The ways that businesses and consumers make transactions are dramatically and rapidly changing thanks to technology. Long gone are the days of mailing checks, ordering from a catalog or even needing to carry cash. Now the swipe of a bank-linked smartphone at a store register, emailing money or paying via cryptocurrency are increasingly commonplace. As we move into a more technologically advanced society, some signs are pointing to traditional credit history being a thing for the history books.
Up until very recently, in order to get a loan, you needed existing credit to prove that you have a history of repaying loans. With roughly 3 billion un/underbanked people worldwide, a sizable population likely won’t even have the credit history needed to be approved for a credit card. They can’t build a credit profile without securing credit, and they can’t secure credit without having a credit profile. Fortunately, this is becoming a conundrum of the past.
According to Ankush Tewari, Director of Strategy and Market Planning for LexisNexis RiskView, 15 million consumers had their credit scores impacted as a direct result of the economic downturn of the early 2000s. While the economy may have recovered, many consumers’ credit scores have not as it can take between seven to 10 years to recover from late mortgage payments and bankruptcy. Knowing this, credit scoring issuers are exchanging narrow lenses for wide ones and determining creditworthiness through a variety of factors.
While originally intended for decentralized, deflationary, revolutionary monetary systems like Bitcoin, blockchain is being used to bring about inclusivity. Through blockchain technology, new and nontraditional ways of credit scoring are helping to solve the lack of flexibility and understanding within the bureaucratized credit scoring industry. Credit scorers are able to look at the big picture by securely accessing user data and create opportunities for people across the globe — something that wasn’t possible just a short while ago.
As previously discussed in our blog post Blockchain-Based Credit Scoring Outshines “The Big Three,” a new wave of lenders are dealing with credit scoring very differently than in years past. In fact, surprisingly, it’s now possible to get a mortgage with zero existing credit. Even larger credit scoring companies are starting to take a more holistic approach to assigning scores to consumers that come to the table with no credit. They’re doing so by looking at a variety of factors including student loan payments, utility/phone bills and the like.
Along with the materialization of blockchain has come many innovative and unforeseen uses of the technology. Blockchain was designed to disrupt decentralize currency. It has effectively offered up alternatives to otherwise bureaucratic institutions, most notably the financial industry. The traditional methods for acquiring credit are making way for new processes that offer more inclusivity and open up financial opportunities to many more individuals.
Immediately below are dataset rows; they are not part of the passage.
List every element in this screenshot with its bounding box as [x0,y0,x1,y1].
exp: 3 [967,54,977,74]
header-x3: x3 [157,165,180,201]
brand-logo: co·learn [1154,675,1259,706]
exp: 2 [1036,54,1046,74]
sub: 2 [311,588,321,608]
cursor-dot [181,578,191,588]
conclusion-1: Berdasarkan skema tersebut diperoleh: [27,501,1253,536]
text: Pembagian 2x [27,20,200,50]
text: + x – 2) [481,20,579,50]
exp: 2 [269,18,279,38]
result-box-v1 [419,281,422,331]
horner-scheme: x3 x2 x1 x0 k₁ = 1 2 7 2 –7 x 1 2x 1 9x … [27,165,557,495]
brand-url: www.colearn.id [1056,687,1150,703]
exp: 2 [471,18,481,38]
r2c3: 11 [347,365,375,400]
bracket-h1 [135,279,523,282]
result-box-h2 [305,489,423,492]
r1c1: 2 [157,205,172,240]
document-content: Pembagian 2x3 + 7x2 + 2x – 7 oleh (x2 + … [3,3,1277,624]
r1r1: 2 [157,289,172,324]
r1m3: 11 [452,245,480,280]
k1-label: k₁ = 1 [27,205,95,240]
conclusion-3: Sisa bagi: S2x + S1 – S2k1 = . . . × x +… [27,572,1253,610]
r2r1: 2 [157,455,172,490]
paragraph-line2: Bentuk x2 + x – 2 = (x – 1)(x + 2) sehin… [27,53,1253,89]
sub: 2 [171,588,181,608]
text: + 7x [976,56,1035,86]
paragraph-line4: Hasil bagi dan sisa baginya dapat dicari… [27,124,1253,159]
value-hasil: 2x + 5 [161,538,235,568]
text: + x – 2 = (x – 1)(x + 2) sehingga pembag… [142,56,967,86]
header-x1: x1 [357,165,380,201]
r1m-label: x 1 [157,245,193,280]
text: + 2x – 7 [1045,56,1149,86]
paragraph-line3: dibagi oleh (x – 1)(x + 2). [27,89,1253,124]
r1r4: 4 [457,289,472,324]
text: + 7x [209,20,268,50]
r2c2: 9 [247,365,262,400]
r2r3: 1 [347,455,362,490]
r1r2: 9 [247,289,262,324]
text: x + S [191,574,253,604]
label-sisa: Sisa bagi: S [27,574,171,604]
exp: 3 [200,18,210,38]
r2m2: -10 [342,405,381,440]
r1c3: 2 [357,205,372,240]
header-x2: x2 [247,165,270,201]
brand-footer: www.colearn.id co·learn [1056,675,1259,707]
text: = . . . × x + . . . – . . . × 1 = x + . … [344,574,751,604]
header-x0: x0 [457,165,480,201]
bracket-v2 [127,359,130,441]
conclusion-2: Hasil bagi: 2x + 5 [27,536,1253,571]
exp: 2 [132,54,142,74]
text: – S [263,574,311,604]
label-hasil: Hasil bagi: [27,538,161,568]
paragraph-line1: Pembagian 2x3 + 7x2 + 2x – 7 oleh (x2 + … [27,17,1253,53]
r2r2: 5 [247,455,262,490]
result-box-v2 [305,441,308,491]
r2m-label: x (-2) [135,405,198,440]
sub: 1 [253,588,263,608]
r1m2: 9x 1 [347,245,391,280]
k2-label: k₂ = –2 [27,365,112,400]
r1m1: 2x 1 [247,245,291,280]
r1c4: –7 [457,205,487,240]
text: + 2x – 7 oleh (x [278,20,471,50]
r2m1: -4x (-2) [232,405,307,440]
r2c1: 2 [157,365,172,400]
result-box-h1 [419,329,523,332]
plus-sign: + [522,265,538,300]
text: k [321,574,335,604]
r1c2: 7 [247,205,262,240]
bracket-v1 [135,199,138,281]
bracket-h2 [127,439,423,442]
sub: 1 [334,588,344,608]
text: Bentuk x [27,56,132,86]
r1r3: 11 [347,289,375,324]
At Colendi, we’re using a decentralized, AI-based protocol to create an inclusive credibility evaluation. By using over 1,000 data points to determine a Colendi Score, we’re giving consumers the best shot possible to bolster their credit and participate in microfinance lending. Our goal at Colendi is to reach 1 billion un/underbanked consumers by 2028 through democratized credit scoring, and while traditional credit scoring may be headed for the history books, we’re very much looking forward to the future of lending.